I have a terraform map of set objects as given below
variable "BName" {
type = string
}
variable "type_names" {
type = map(object({
name = string
type = string
stream = string
grp = optional(string)
}))
}
I'm also trying to use the type_name in the following resource. How we can refer the value from map of sets during the resource creation
resource "azure_resource" "reso" {
id = az_resource.B_Name.id
name = var.type_names.name
}
resource "az_resource" "B_Name" {
name = var.BName
}
How I can pass this value in terraform.tfvars file to create following resource. Now I'm trying to pass the following way
BName = "Test"
type_names = {
name = "cooper"
type = "senior"
stream= "developer"
grp = "Mid"
}
{
name = "Mike"
type = "Junior"
stream= "tester"
grp = "entry"
}
CodePudding user response:
For creating multiple resources with a single definition with a map(object)

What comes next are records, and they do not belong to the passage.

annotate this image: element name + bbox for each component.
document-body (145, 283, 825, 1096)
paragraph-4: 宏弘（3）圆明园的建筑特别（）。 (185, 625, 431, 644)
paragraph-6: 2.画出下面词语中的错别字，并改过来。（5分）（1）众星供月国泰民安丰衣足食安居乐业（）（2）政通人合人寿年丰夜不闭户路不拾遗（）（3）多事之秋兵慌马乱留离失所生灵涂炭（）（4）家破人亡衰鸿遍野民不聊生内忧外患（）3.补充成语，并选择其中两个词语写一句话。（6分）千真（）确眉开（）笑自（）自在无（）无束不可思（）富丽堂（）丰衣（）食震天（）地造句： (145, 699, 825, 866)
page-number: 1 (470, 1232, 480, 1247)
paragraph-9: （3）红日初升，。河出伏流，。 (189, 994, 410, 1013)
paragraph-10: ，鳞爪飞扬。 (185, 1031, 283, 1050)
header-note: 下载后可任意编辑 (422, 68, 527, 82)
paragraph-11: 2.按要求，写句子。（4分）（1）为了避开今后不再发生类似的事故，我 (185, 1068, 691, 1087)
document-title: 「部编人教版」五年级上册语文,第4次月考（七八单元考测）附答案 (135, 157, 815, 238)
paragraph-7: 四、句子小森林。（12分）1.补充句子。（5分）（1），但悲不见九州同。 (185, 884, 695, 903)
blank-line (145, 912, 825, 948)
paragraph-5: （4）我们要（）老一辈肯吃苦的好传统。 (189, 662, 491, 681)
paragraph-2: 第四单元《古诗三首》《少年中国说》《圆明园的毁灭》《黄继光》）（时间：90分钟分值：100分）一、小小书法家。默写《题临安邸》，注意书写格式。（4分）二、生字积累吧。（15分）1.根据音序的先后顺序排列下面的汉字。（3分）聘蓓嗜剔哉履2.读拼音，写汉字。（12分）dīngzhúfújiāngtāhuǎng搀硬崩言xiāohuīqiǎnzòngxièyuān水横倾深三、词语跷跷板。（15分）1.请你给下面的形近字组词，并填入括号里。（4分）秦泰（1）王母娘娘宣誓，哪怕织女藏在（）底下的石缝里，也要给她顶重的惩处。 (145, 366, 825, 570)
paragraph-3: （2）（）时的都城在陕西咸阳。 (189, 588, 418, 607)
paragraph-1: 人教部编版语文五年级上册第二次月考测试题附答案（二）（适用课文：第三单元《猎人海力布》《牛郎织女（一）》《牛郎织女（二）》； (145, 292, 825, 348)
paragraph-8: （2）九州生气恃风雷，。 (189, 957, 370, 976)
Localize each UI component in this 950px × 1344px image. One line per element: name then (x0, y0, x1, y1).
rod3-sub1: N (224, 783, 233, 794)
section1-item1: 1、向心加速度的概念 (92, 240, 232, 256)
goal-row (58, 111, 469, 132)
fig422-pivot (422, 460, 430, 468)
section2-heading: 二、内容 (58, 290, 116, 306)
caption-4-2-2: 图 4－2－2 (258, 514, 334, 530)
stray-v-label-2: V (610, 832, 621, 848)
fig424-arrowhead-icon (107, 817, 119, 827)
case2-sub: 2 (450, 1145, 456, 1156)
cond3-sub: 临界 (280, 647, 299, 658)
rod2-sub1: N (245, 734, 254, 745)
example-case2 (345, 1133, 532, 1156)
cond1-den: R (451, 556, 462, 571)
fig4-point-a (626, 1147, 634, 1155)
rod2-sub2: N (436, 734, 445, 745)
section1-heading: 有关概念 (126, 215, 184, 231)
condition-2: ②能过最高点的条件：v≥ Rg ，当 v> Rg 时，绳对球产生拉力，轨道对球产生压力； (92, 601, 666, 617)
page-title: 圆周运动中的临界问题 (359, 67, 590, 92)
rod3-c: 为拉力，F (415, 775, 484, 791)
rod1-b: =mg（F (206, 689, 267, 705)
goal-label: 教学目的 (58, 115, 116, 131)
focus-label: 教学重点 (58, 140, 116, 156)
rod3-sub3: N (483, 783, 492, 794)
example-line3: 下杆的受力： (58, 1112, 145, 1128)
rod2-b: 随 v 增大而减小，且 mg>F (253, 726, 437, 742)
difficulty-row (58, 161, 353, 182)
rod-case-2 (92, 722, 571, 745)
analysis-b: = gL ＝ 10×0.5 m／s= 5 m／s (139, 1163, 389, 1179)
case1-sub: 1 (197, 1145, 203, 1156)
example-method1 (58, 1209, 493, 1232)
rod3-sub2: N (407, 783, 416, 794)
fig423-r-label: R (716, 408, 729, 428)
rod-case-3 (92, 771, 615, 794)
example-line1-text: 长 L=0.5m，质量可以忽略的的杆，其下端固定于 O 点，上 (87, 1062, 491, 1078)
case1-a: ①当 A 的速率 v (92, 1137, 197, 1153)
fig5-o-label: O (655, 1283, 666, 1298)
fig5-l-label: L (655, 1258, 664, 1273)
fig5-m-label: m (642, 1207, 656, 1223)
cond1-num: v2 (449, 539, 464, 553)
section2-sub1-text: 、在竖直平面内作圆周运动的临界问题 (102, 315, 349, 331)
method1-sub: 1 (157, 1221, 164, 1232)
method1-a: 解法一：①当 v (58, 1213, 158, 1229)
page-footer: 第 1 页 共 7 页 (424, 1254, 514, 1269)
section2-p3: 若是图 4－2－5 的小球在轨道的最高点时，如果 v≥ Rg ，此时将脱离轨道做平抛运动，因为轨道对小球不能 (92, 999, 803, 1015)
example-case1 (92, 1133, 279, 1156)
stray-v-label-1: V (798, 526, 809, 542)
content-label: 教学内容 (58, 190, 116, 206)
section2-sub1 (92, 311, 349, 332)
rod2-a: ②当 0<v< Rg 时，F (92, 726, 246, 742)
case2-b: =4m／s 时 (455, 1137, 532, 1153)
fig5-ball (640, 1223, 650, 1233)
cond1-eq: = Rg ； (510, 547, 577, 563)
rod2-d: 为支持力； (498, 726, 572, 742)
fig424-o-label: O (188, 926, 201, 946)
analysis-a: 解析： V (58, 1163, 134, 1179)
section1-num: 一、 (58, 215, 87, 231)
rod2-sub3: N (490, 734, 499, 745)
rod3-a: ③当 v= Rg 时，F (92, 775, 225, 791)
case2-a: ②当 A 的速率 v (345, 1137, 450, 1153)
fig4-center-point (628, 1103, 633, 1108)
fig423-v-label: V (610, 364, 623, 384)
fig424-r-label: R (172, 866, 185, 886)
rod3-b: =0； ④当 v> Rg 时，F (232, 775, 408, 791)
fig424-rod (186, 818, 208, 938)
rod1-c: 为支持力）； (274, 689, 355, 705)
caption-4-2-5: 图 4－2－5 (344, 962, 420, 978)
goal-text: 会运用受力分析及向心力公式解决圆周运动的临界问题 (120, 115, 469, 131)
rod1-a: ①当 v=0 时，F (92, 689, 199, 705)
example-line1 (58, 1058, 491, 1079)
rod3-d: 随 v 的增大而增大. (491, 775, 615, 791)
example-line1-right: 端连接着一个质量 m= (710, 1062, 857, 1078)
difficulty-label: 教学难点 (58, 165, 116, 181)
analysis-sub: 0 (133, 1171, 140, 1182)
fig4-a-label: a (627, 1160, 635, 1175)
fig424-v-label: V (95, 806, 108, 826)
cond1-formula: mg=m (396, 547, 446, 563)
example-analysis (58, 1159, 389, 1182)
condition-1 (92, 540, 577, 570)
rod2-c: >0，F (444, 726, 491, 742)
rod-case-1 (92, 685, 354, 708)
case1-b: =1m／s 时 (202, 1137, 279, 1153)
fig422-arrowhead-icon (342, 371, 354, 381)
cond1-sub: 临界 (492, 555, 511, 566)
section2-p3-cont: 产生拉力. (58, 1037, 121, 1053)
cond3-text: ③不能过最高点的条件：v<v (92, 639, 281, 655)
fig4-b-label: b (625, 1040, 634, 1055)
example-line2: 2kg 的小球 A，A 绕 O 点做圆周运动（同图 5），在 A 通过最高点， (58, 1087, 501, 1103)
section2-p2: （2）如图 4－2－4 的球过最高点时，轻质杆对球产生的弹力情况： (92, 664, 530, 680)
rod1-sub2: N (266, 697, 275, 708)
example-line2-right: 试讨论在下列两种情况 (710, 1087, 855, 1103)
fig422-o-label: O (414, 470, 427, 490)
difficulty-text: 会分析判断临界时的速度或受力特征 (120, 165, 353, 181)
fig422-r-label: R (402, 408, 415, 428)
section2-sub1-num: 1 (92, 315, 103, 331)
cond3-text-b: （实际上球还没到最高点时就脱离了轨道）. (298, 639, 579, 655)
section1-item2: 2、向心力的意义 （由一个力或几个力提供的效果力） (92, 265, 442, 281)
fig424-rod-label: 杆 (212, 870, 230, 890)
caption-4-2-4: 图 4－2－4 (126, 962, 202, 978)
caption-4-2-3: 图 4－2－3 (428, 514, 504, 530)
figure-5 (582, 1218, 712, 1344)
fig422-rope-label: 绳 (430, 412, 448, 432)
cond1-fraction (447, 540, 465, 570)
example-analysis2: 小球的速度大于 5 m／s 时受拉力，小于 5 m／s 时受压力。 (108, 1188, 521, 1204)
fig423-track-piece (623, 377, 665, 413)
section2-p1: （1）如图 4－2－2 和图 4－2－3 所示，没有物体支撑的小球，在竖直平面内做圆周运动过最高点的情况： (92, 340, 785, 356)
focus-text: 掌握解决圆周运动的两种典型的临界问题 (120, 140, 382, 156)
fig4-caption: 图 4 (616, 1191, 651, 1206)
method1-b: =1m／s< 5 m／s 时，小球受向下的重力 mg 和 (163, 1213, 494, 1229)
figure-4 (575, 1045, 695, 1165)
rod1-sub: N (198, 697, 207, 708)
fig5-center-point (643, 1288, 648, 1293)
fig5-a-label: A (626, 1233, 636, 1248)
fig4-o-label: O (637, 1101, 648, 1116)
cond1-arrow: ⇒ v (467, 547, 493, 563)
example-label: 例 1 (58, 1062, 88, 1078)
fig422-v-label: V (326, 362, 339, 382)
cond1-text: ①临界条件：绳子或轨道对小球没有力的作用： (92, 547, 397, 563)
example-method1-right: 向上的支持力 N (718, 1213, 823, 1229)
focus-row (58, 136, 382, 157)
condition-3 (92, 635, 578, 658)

variable input, there exists a general algorithm and pattern. First, we need the variable structure definition from the declaration. For your example, we have:
variable "type_names" {
type = map(object({
name = string
type = string
stream = string
grp = optional(string)
}))
}
where I assume the use of the experimental feature for optional object keys given the appearance of the keyword optional
. In this situation, it is helpful for the resource to have a descriptive identifier. That would most likely be the name
, so we can remove it from the object
value and refactor it to be the map
key. Updated definition with an example default
that conforms to the type definition would be:
variable "type_names" {
type = map(object({
type = string
stream = string
grp = optional(string)
}))
default = {
"cooper" = {
type = "senior"
stream = "developer"
grp = "Mid"
},
"Mike" = {
type = "Junior"
stream = "tester"
grp = "entry"
}
}
}
We can then easily use this to manage multiple resources with a single definition and input variable. Since the example resource in the question is using different keys than the provided variable possesses, we will modify the example resource slightly:
resource "azure_resource" "this" {
for_each = var.type_names
# value is the object, so we access object values with standard `.key` syntax
name = each.key
type = each.value.type
stream = each.value.stream
grp = each.value.grp
}
and the namespace of each resource will be azure_resource.this["<key>"]
e.g. azure_resource.this["Mike"]
, and you can access its attributes normally.